A few macro links to ponder on the subject of asset price bubbles:
Are we in one?
No, we aren't, says MIT's Ricardo Caballero; asset prices are up, but it's not a bubble, it's a rational response to a shortage of assets in the face of high global demand. First Japanese assets melted down in the early 1990s; then Europe stagnated in the late 1990s; now China and the oil states are evincing huge demand for assets but aren't producing many themselves. Bubbles are, in a way, just the market's response to a shortage of assets, and trying to control them could cause further damage.

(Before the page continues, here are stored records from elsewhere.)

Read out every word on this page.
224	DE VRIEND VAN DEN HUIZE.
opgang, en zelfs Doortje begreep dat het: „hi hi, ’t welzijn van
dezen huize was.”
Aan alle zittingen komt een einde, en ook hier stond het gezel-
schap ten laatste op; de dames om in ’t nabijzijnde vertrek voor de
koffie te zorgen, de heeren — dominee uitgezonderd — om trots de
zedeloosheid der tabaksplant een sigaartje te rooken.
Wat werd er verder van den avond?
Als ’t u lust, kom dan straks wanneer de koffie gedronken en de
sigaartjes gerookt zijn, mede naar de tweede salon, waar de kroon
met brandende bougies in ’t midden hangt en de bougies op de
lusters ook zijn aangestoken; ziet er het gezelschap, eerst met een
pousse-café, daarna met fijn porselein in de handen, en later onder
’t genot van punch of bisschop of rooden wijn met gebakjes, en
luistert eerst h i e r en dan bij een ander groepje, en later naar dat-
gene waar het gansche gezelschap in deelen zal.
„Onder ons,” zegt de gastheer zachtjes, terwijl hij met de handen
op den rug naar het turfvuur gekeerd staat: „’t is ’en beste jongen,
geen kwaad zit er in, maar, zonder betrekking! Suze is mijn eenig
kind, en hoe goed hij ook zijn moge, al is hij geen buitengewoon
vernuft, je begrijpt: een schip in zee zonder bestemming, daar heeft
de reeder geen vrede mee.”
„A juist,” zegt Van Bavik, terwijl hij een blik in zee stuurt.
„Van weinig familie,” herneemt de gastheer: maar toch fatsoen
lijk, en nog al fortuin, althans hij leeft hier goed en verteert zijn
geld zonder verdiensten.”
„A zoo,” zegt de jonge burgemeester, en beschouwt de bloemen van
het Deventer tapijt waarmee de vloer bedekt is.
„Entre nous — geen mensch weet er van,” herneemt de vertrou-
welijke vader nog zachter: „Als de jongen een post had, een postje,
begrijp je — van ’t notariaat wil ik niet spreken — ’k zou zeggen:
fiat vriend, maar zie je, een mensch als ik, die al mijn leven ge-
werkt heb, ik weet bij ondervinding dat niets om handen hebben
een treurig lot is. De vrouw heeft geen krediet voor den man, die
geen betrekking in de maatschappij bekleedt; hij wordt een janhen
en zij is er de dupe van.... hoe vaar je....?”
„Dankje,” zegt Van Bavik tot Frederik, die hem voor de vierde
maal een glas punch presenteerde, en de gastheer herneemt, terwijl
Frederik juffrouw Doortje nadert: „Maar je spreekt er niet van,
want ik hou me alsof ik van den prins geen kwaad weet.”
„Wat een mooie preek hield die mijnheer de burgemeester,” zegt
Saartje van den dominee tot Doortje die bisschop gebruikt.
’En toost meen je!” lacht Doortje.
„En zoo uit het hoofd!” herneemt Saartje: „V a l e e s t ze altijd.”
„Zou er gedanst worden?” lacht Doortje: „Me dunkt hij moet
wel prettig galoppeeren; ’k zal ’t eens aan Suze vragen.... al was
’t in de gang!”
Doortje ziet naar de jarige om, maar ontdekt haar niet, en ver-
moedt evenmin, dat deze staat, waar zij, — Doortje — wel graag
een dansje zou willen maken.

Former US Treasury economist Thomas Palley disagrees, in a response to Caballero: the last couple of decades have actually seen "an explosion in asset supply" thanks to privatisation in the advanced economies of the West, government deficit accounting and now privatisation in China as well. Instead, Palley wheels out eight other demand-led explanations. Rising inequality means that the rich (who tend to invest) have a great deal more money, especially in the US; higher corporate profits and lower corporate taxes mean that equities are fundamentally more valuable; he also cites lower interest rates, innovations in the markets and "plain old mania". Bubbles, in this interpretation, are dangerous; both in themselves, and as a sign of underlying imbalances and inequalities.
In any case, could we tell if we were in a bubble?
No, according to a Federal Reserve working paper from Refet Gurkaynak: there's no accurate econometric way of detecting bubbles, and whether an economist decides that a particular scenario is a bubble or not is "a matter of taste and personal preference".
Though, apparently, your chances of detecting a bubble go up with age: Robin Greenwood at Harvard and Stefan Nagel at Stanford note that young fund managers tended to pile into the late-90s tech bubble, and got their fingers burned when it burst in 2000. Nagel's found the same thing to be true at the individual level - people who grew up during bear markets tend to be far less heavily invested in equities.
"Go out 20 or 30 years from now", Nagel says, "and it's possible we'll see another bubble" - led by fund managers too young to remember the 1990s, and too confident to believe their grizzled elders' horror stories about AOL Time Warner and Pets.com.